Leaning on the table, he looked at me. “Do you know what happened at the beginning of the century when they started ringing birds at the Rossitten observation post, fully believing it would help protect them?”

I wasn’t in the mood for guessing games. I didn’t even bother to shake my head. To take my mind off what I’d just heard, I picked up the scalpel and went on loosening more of the sparrow’s skin, as far as the neck, prior to pulling it away over the body. As more and more of the inside of the skin appeared, I sprinkled it repeatedly with the mixture of potato flour and plaster Kaltenburg provided that morning.

“People went out shooting birds. They brought down massive numbers in the hope of bagging one from Rossitten.”

Carefully I bared the skull, pushing back the skin of the neck and slowly easing it over the cap of the skull. The skin had to be pulled over both rami of the lower jaw at once, and I had to make sure I didn’t sever the ear sacs.
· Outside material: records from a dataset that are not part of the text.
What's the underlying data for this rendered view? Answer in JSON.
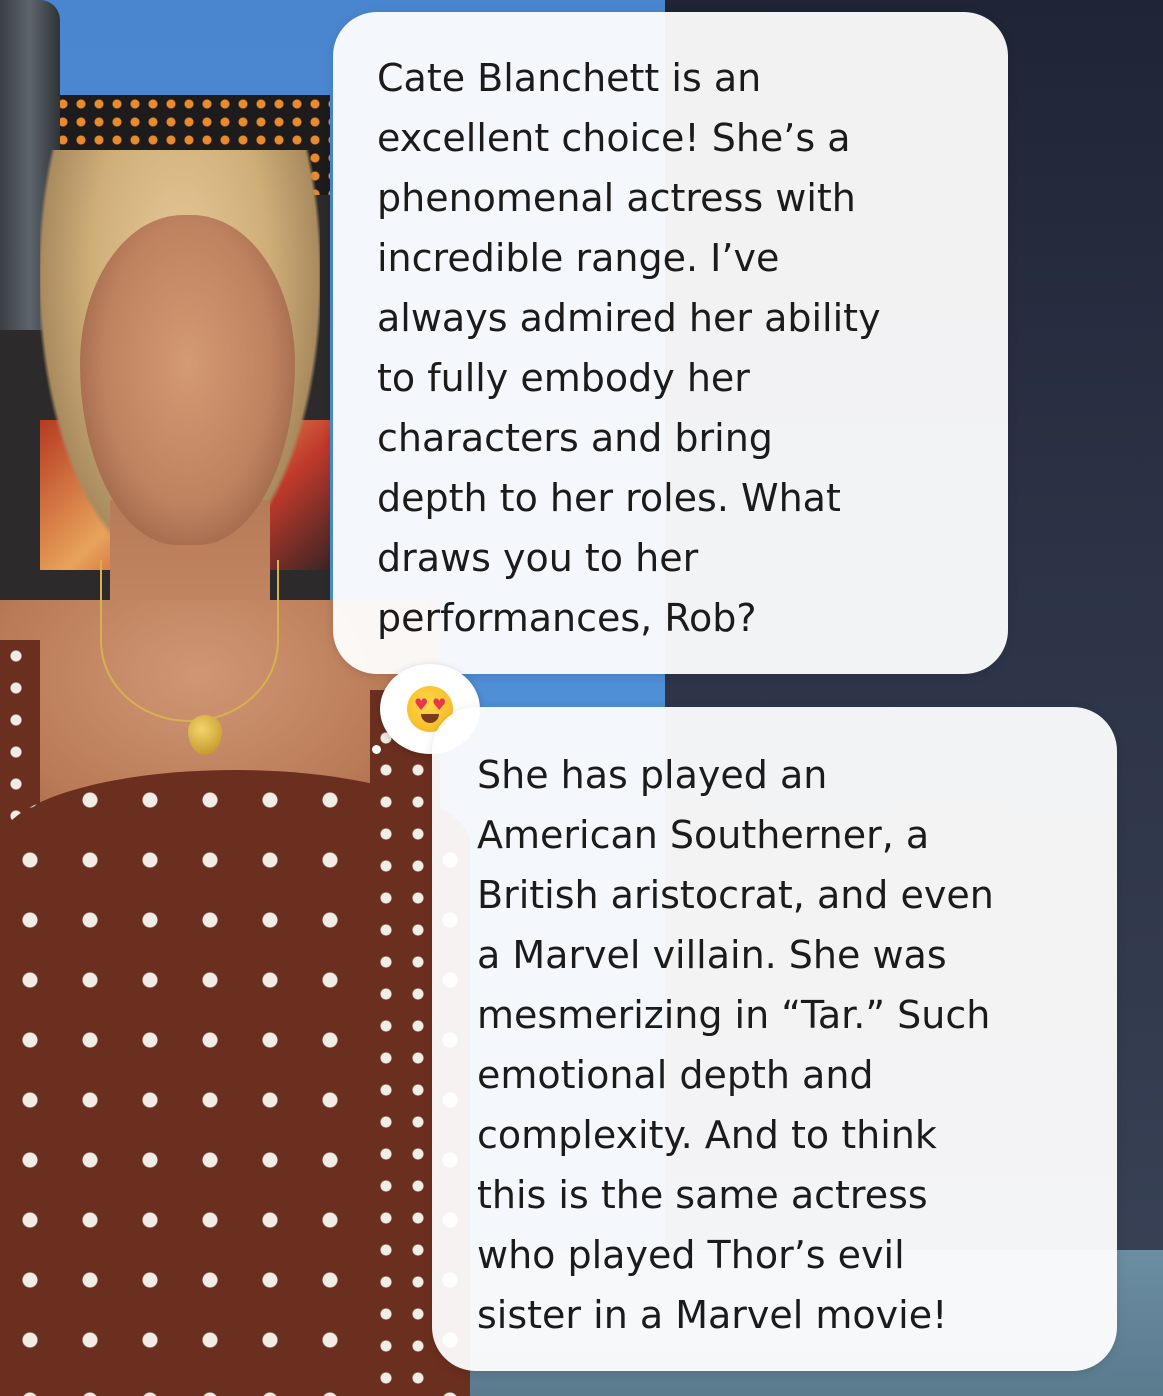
{
  "chat": {
    "messages": [
      {
        "sender": "ai",
        "lines": [
          "Cate Blanchett is an",
          "excellent choice! She’s a",
          "phenomenal actress with",
          "incredible range. I’ve",
          "always admired her ability",
          "to fully embody her",
          "characters and bring",
          "depth to her roles. What",
          "draws you to her",
          "performances, Rob?"
        ],
        "reaction": {
          "icon": "heart-eyes-emoji-icon"
        }
      },
      {
        "sender": "user",
        "lines": [
          "She has played an",
          "American Southerner, a",
          "British aristocrat, and even",
          "a Marvel villain. She was",
          "mesmerizing in “Tar.” Such",
          "emotional depth and",
          "complexity. And to think",
          "this is the same actress",
          "who played Thor’s evil",
          "sister in a Marvel movie!"
        ]
      }
    ]
  },
  "colors": {
    "bubble_bg": "#ffffff",
    "text": "#1b1b1b",
    "dress": "#6b2f1f",
    "background_blue": "#4a86cf"
  }
}
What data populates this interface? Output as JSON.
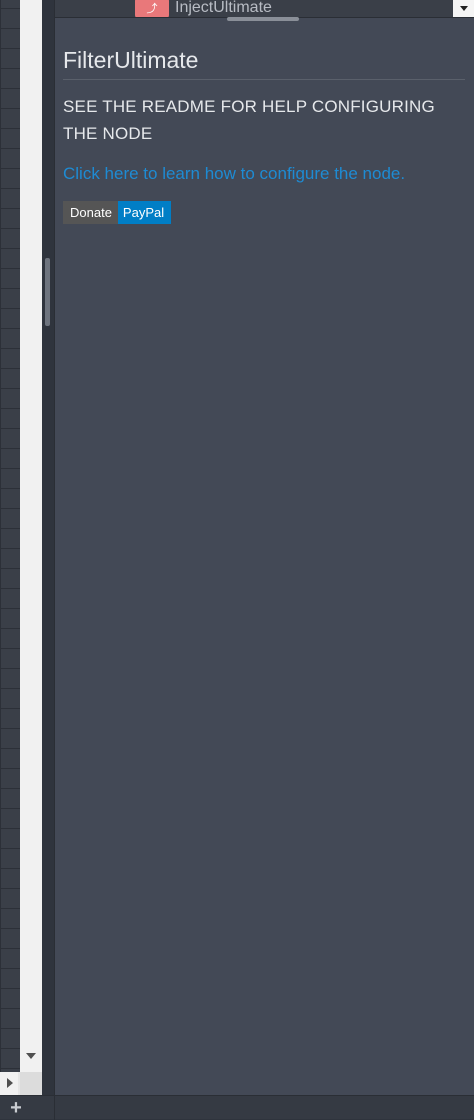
{
  "palette": {
    "node_label": "InjectUltimate",
    "node_icon": "arrow-icon"
  },
  "help": {
    "title": "FilterUltimate",
    "heading": "SEE THE README FOR HELP CONFIGURING THE NODE",
    "link_text": "Click here to learn how to configure the node.",
    "donate_left": "Donate",
    "donate_right": "PayPal"
  },
  "bottom_bar": {
    "add_label": "+"
  },
  "colors": {
    "sidebar_bg": "#434956",
    "link": "#1e8bd3",
    "paypal_blue": "#007ec6",
    "node_red": "#e9787a"
  }
}
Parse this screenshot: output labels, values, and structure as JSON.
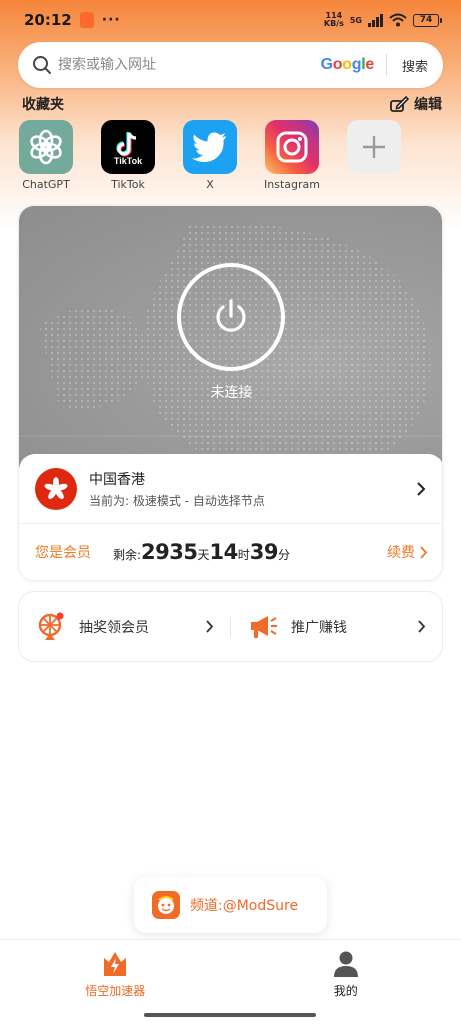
{
  "status_bar": {
    "time": "20:12",
    "dots": "···",
    "net_speed_value": "114",
    "net_speed_unit": "KB/s",
    "network_type": "5G",
    "battery": "74"
  },
  "search": {
    "placeholder": "搜索或输入网址",
    "engine": "Google",
    "button_label": "搜索"
  },
  "favorites": {
    "title": "收藏夹",
    "edit_label": "编辑",
    "items": [
      {
        "label": "ChatGPT",
        "icon": "chatgpt-icon",
        "color": "#74aa9c"
      },
      {
        "label": "TikTok",
        "icon": "tiktok-icon",
        "color": "#000000"
      },
      {
        "label": "X",
        "icon": "twitter-bird-icon",
        "color": "#1da1f2"
      },
      {
        "label": "Instagram",
        "icon": "instagram-icon",
        "color": "#e1306c"
      }
    ],
    "add_icon": "plus-icon"
  },
  "vpn": {
    "connection_status": "未连接",
    "server_name": "中国香港",
    "server_mode": "当前为: 极速模式 - 自动选择节点",
    "member_label": "您是会员",
    "remain_prefix": "剩余:",
    "remain_days": "2935",
    "days_unit": "天",
    "remain_hours": "14",
    "hours_unit": "时",
    "remain_minutes": "39",
    "minutes_unit": "分",
    "renew_label": "续费"
  },
  "promo": {
    "lottery_label": "抽奖领会员",
    "referral_label": "推广赚钱"
  },
  "toast": {
    "text": "频道:@ModSure"
  },
  "bottom_nav": {
    "tabs": [
      {
        "label": "悟空加速器",
        "icon": "rocket-flame-icon",
        "active": true
      },
      {
        "label": "我的",
        "icon": "person-icon",
        "active": false
      }
    ]
  },
  "colors": {
    "accent": "#f06a28",
    "member_orange": "#f07a25"
  }
}
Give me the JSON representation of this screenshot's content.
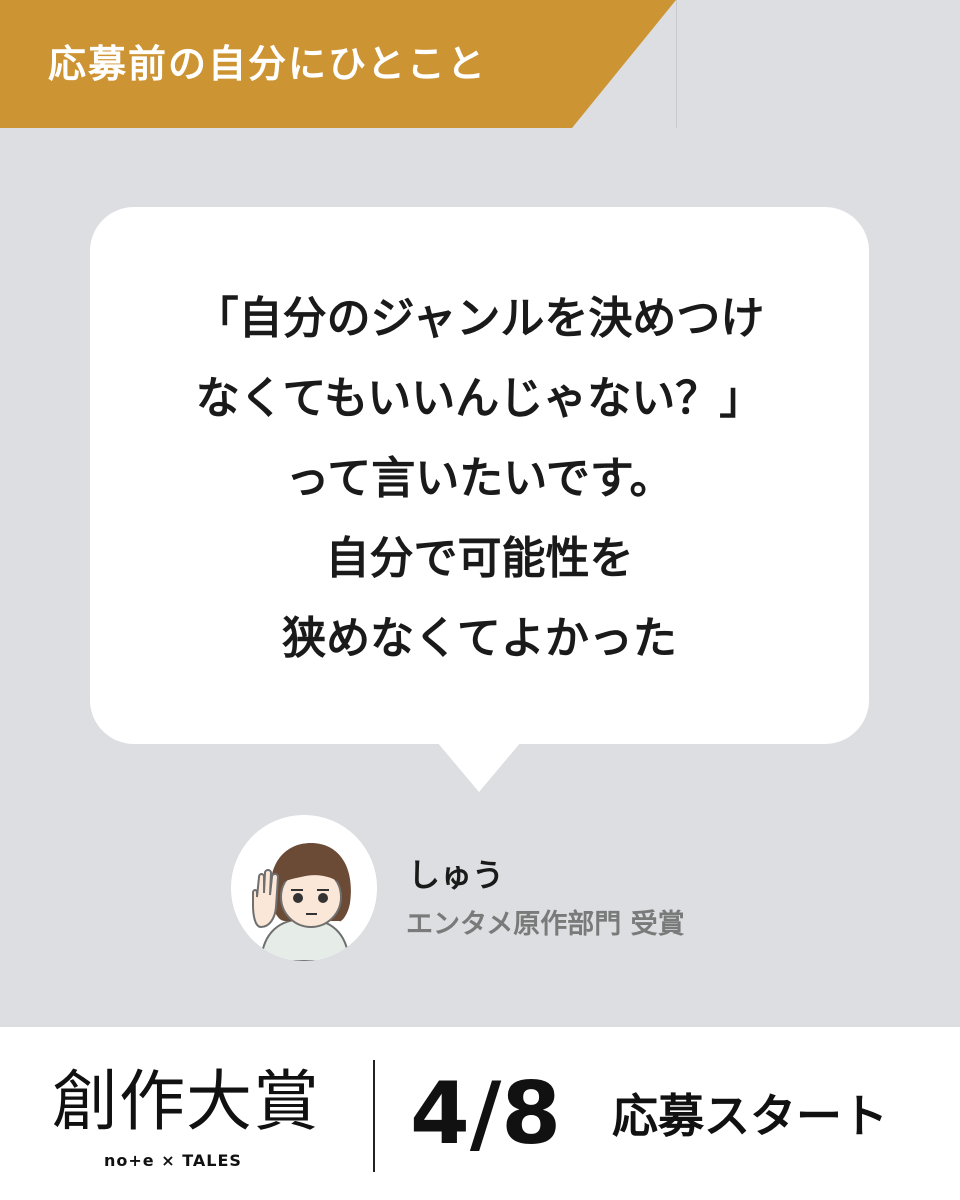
{
  "header": {
    "title": "応募前の自分にひとこと"
  },
  "quote": {
    "lines": [
      "「自分のジャンルを決めつけ",
      "なくてもいいんじゃない？」",
      "って言いたいです。",
      "自分で可能性を",
      "狭めなくてよかった"
    ]
  },
  "author": {
    "name": "しゅう",
    "award": "エンタメ原作部門 受賞",
    "avatar_icon": "illustrated-avatar-icon"
  },
  "footer": {
    "logo_main": "創作大賞",
    "logo_sub": "no+e × TALES",
    "date": "4/8",
    "start_text": "応募スタート"
  },
  "colors": {
    "banner": "#cc9433",
    "background": "#dcdee1",
    "bubble": "#ffffff",
    "text": "#1a1a1a",
    "award_text": "#7a7a7a"
  }
}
You could draw them out of the auditory canal with your fingers. No tugging at this point, it would be so easy to tear the skin. One squeeze of my clumsy thumbs could crush the skull to bits. I had to keep in mind the enormous power in my fingers when they enclosed a skull.

“How do you think I lose most animals? People are as keen on trophy hunting nowadays as they were then, and everybody has plenty of ringed birds by now. I don’t suppose I’ll ever know whether it’s naiveté or ill will. Their pride when they take people into their trophy room, especially if anybody asks them, Is that mount a Kaltenburg?”

The professor paced back and forth, pausing in front of a showcase displaying objects from all over the world — picture postcards, a wooden case with inlay work: a pattern of fish or something abstract. The caiman standing upright with a hat and cane, holding a small champagne glass.